第5話 異世界の夜、初めての寝床
夕暮れ時――
カフェ《黒猫亭》の窓から、オレンジ色の光が差し込んでいた。
長い一日がようやく終わる――そんな気配を感じながら、私は大きく伸びをする。
(……さすがに疲れた)
異世界転生して、初めての一日。いきなりカフェの立て直しを頼まれて、マーケティング戦略を語り倒して、気づいたら住み込み決定という超展開。

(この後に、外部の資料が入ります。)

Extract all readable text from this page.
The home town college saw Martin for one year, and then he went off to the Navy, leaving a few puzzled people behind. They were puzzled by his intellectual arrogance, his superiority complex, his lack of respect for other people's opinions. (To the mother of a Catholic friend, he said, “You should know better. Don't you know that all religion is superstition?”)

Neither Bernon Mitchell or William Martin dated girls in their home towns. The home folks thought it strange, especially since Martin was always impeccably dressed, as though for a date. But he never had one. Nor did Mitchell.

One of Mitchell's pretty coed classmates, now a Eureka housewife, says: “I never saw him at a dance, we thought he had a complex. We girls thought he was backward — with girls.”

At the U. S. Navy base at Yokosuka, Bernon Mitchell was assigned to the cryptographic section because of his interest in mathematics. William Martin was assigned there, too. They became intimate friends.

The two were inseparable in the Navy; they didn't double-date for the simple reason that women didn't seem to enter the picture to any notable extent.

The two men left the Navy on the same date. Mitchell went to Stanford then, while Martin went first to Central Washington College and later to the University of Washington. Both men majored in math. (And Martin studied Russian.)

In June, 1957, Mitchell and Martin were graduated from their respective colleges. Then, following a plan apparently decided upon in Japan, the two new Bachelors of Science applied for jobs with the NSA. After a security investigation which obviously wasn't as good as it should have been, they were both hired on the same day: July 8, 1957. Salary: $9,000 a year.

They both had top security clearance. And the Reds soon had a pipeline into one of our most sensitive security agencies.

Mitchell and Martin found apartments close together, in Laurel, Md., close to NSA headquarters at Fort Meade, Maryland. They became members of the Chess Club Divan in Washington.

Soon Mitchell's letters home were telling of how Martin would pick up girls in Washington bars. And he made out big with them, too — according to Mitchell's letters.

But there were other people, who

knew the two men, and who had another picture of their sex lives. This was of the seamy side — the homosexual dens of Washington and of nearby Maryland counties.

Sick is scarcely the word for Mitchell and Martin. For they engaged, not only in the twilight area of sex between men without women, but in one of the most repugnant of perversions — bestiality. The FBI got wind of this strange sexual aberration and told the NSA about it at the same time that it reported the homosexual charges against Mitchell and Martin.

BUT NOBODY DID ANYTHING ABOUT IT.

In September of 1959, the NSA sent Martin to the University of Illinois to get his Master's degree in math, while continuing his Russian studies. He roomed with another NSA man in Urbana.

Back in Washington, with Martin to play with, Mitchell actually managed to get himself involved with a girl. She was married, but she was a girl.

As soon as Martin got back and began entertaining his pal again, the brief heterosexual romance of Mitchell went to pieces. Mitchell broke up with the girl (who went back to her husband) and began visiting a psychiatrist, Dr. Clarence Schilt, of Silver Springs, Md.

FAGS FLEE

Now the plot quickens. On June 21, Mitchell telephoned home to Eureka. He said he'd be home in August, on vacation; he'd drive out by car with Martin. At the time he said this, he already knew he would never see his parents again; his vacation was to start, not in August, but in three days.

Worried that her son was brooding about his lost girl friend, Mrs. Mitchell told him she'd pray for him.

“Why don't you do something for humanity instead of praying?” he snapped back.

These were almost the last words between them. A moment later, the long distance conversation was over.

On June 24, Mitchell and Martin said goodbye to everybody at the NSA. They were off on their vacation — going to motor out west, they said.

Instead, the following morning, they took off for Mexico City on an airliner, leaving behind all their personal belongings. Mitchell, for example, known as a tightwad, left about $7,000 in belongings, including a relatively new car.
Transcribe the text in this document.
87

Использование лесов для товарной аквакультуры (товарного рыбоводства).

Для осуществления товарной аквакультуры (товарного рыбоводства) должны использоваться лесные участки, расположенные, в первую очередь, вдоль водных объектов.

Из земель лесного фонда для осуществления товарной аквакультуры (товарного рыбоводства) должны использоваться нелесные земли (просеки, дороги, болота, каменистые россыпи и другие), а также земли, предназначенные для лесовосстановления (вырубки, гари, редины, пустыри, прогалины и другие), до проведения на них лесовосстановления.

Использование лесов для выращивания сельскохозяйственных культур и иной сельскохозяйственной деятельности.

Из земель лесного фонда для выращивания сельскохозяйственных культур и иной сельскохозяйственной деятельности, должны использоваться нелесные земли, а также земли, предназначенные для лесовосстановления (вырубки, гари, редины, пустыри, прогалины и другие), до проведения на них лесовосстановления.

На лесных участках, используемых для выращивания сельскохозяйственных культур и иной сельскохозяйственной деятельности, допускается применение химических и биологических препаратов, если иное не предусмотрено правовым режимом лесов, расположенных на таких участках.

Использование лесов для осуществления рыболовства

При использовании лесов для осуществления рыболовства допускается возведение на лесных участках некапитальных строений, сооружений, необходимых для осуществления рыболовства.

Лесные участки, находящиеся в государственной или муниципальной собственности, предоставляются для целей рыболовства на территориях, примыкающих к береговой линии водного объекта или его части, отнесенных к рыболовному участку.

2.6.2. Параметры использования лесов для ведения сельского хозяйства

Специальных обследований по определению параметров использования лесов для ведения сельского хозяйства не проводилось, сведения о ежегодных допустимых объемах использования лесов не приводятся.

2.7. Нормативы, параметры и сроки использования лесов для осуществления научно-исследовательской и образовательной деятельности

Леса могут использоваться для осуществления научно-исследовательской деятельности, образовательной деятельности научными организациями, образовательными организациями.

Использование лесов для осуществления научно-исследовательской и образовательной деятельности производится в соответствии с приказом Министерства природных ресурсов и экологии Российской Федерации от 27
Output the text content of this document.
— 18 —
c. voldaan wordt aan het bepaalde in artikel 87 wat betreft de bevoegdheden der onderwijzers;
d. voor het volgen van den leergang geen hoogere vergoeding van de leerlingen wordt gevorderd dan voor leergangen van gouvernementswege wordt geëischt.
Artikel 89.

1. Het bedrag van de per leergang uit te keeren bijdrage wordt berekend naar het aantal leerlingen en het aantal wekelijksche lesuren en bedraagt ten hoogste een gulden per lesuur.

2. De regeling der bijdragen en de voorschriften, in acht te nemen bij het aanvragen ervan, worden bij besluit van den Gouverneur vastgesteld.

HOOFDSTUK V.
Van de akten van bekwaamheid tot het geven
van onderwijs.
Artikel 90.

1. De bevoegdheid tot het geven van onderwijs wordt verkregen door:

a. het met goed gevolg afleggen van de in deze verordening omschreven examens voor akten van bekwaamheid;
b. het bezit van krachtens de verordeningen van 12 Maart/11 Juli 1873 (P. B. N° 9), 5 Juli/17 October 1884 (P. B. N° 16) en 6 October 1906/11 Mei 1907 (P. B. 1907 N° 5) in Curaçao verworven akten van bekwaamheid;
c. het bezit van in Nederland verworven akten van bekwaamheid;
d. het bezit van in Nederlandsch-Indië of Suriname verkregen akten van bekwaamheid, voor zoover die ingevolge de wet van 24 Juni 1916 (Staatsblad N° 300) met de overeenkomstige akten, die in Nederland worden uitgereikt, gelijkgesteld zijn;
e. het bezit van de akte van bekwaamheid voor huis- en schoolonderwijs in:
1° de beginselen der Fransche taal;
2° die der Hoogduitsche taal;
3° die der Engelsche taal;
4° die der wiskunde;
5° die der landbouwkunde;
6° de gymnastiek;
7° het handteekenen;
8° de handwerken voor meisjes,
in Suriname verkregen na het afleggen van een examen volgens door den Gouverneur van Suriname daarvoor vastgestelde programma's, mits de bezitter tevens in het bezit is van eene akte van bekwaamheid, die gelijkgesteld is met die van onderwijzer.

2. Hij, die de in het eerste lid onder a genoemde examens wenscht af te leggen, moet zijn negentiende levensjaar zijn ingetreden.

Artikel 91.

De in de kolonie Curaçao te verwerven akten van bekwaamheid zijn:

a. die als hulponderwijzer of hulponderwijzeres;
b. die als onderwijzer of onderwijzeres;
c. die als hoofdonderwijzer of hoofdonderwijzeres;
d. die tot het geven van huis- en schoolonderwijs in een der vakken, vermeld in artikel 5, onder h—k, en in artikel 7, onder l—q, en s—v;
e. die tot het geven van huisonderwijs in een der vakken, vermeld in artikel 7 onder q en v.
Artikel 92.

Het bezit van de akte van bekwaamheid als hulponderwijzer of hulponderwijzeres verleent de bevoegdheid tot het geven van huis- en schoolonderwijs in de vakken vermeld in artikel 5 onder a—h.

(流れに乗ってここまで来ちゃったけど……私、大丈夫かな?)
まぁ、今さら考えても仕方ない。
ひとまず今日は、生活環境を整えて、ゆっくり休むのが先決だ。
「カグヤ、こっちだ」
ルイスに案内されて、私はカフェの奥の階段を上がった。
二階には彼の部屋と、使われていない小さな物置部屋があった。
「ここをお前の部屋にしろ」
ルイスが扉を開くと、そこにはシンプルな木のベッドと、小さな机と椅子が置かれていた。
(……意外と悪くないかも)
ベッドには薄い布団が敷かれていて、少しだけ埃っぽい。だけど、掃除すれば十分に使えそうだ。
窓を開けると、風がそっと頬を撫でる。
(……なんか、意外と居心地よさそう)
「狭いが、寝るには十分だろ」
「うん、すごく助かる!」
「それと、これを持っていけ」
ルイスは小さなランタン型の魔導具を手渡してきた。
ツマミをひねると、ふわっと暖かな光が灯る。
魔導灯だ。
ツマミを回せば光がつく。夜はここに火を灯す。
魔導具というのは、自然から採れる魔石を利用して作られている。
しかし、この世界にはファンタジー作品によくいる魔法使いは存在しない。
私にはなぜか言葉や魔導具など、この世界の知識がある。
転生ものにありがちな“転生ボーナス”としては地味だけど、これがなかったら野垂れ死んでたかもしれない。
しかし、ここで生活するにあたって、私にはひとつ大事なことがあった。
「その……お風呂は使えるの?」
「一階に浴室がある。魔導具でお湯が出るから、好きに使え」
「それはありがたい!」
異世界生活で一番の心配だったけど、お風呂に入れるなら問題なし。
「タオルはそこにあるやつを使え。あと……」
ルイスが言いかけて、少しだけ視線をそらす。
「……その、俺の服でよければ、貸すが」
「えっ?」
「お前、着替えがないだろ」
あ……そういえば、私この世界に来たときの服のままだ。
(確かに、このまま寝るのはキツいかも)
ルイスは無言でクローゼットを開け、シャツを取り出して私に差し出した。
「……とりあえず、これを着ておけ」
「あ、ありがとう……」
受け取ったシャツは、大きくてふわりと柔らかい生地だった。
(……ルイスの服かぁ)
なんか、ちょっとドキドキする。
――――――――――
お風呂を借りて、ルイスのシャツに着替える。
袖は長すぎて手がすっぽり隠れるし、裾は太ももの半分くらいまである。
(……なんか、すごく落ち着かない)
ちょっと恥ずかしいけど、仕方ない。
魔導灯を持って部屋に戻ると、ルイスがドアの前で立っていた。
「……寝る前に、何かいるものはあるか?」
「うん、大丈夫。ありがとね、ルイス」
ルイスは少し黙ったあと、短く「そうか」と言って、自分の部屋へ戻っていった。
(……意外と気遣いできる人なのね)
ベッドに横になりながら、ぼんやりと考える。
転生して、初めての夜。
シーツは少し固いけど、ちゃんと温かい布団がある。
外からは、街の喧騒が微かに聞こえてくる。
異世界だというのに、なんだか不思議と落ち着く。
(……私、本当に転生しちゃったんだなぁ)
ふと、今までの人生を思い出す。
元の世界では、毎日仕事に追われていた。ブラックってほどじゃないけど、気がつけば疲れ果てて、ろくに寝る時間もなかった。
でも、今はどうだろう?
確かにこの世界は未知の場所だけど、ルイスがいて、やるべきことがある。
なんだか、久しぶりに「自分が必要とされてる」気がする。
(……悪くないかも)
明日から、本格的にカフェの立て直しが始まる。
その前に、今日はぐっすり眠ろう――。
私は魔導灯を消して、目を閉じた。